Look at me, dancing my little dance for a few moments against the background of eternity.
– Sarah Manguso, Ongoingness: The End of a Diary
His dad opens the door and leads me in. I step out of my shoes and climb the stairs. In the bathroom, our son is tucked into a lumpy cloud of pillows and blankets. His eyelids are tinged green. “Hi mom.” It’s his Eeyore voice. He takes his time peeling himself from the heap. Leaning his body into mine, Bug wraps his arms around my middle. He sighs.
“I’m sorry you’re feeling yucky,” I say. His hair is stuck to his temples and neck. I stroke his skin and for once, he doesn’t stop me.

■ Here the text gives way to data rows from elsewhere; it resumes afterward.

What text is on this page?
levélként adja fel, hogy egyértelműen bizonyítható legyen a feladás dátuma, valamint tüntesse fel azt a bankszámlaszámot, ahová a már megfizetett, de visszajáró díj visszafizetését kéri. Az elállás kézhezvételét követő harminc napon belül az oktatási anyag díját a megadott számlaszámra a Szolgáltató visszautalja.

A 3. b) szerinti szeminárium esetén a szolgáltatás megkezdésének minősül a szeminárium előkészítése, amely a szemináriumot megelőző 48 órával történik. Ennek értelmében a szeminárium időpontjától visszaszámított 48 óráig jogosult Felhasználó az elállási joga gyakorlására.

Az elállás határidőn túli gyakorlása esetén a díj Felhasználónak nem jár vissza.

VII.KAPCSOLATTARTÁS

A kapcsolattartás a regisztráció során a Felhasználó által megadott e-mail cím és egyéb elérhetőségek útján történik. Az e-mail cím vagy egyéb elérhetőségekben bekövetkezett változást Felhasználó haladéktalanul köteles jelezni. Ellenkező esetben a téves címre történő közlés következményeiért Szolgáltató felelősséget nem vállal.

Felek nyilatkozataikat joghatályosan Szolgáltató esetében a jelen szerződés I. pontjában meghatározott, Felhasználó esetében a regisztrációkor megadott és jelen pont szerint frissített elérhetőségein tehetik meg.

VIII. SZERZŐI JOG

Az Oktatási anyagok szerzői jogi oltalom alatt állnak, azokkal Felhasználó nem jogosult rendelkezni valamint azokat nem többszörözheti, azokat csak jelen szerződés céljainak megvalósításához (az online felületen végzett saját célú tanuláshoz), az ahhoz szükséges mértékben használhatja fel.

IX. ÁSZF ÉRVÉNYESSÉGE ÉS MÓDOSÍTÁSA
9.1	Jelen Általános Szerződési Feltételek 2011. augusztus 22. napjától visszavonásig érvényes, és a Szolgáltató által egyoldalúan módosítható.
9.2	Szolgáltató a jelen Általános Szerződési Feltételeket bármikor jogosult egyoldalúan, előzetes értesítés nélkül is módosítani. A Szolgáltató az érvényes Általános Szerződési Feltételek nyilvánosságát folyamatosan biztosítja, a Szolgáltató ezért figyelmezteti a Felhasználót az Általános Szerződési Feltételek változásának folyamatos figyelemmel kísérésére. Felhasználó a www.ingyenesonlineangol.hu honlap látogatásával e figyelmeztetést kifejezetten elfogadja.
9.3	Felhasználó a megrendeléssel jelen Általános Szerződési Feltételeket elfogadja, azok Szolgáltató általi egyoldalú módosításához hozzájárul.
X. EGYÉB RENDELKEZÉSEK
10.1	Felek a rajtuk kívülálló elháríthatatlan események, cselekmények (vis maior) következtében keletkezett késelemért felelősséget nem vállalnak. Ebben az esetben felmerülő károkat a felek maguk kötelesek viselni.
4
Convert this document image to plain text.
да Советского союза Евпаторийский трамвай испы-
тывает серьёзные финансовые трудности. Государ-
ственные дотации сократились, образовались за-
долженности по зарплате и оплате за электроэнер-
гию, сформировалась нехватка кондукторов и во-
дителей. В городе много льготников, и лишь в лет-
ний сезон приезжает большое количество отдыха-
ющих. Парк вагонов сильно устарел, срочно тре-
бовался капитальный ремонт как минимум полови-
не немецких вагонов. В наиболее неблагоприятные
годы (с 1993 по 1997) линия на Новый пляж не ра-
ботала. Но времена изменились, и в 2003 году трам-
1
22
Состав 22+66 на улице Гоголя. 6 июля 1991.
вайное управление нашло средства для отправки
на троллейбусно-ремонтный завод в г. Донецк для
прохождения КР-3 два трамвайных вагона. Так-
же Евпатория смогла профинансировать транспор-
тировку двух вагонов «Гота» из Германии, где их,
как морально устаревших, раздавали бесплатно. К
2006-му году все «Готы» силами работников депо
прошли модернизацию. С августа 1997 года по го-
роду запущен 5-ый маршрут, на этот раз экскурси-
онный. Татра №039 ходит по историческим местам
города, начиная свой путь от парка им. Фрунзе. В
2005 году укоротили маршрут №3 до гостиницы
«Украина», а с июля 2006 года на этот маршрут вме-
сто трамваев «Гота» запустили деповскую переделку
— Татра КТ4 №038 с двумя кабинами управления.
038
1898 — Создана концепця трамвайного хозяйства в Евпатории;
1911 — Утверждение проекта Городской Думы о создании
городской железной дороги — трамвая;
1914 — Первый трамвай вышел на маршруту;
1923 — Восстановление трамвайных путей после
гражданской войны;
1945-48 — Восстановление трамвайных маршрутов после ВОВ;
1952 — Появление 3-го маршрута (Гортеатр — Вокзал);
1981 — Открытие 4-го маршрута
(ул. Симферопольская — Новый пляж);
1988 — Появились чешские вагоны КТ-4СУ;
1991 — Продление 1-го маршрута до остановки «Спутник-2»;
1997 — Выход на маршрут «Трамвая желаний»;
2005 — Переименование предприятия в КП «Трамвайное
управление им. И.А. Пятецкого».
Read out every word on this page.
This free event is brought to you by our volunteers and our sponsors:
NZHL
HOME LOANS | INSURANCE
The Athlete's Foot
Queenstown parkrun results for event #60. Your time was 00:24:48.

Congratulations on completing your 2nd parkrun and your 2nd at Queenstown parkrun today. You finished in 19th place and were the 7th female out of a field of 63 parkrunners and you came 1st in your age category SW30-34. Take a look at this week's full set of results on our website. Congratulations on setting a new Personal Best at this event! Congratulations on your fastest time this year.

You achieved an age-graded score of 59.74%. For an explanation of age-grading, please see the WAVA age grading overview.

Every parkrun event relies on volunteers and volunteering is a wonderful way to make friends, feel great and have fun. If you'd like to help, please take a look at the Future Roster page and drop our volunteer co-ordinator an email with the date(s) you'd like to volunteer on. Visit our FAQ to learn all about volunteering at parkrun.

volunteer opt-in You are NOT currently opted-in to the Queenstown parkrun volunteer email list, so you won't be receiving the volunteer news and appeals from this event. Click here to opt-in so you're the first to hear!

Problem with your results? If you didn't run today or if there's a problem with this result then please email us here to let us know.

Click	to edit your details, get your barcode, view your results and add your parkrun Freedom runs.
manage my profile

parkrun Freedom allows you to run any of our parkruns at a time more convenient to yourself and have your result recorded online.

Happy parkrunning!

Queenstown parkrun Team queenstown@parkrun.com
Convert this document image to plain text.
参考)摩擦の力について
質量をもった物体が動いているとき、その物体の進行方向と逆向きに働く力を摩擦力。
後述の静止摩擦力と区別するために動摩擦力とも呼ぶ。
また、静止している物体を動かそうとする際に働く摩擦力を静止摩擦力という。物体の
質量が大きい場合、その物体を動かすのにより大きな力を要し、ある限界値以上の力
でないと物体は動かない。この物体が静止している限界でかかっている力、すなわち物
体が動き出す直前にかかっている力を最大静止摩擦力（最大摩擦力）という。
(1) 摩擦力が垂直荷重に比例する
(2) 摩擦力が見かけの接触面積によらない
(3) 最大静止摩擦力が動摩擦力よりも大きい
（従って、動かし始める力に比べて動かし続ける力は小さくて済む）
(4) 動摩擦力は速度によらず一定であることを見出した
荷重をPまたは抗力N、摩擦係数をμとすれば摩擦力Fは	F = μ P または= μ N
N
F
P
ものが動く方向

He pulls back and looks at me with eyes far too big. He tells me he was sweating and then shivering, and that he sort of slept while watching a Harry Potter movie.
“Do you want to go to your other house and maybe make a nest on the bathroom floor there?”
“No,” he says. He gets all the way up now and presses into my arms again.
“Maybe just go home and read together?”
He plods out of the bathroom and down the stairs. Tee collects the backpack, the uneaten lunch, the unfinished homework. We step out together into a startling shaft of afternoon sun. When did spring decide to come out of hibernation? My desk at work is angled away from the window. An awakening can stroll all the way to its fullness and recede again without my notice. If I remember to resurface when I clock out, I might catch the last of its halo disappearing into the horizon.
The air fringing the sidewalk is so light and gentle it makes my chest throb. Only so many days like these ever happen in a season. In a chapter. In a lifetime. This is one of the truths that resolves into view at the rate of decades. The reward for a long life is the biting grasp of life’s brevity.
At home, the dog yips and babbles as we tumble inside. “Let’s open the balcony door,” I tell Bug. “We can put the blankets there. Right where you can be in the sun.”
Bug shrugs. “Okay,” he says. “Can I have tea?”
After walking Noodle, I dig around for the King Arthur picture book. Bug and I settle into cushions and pull a blanket around us. Leaning into my body, he alternates between sparkly water and hot tea. At our feet, the dog sprawls out under the current of evening air that cools my son’s fevered skin.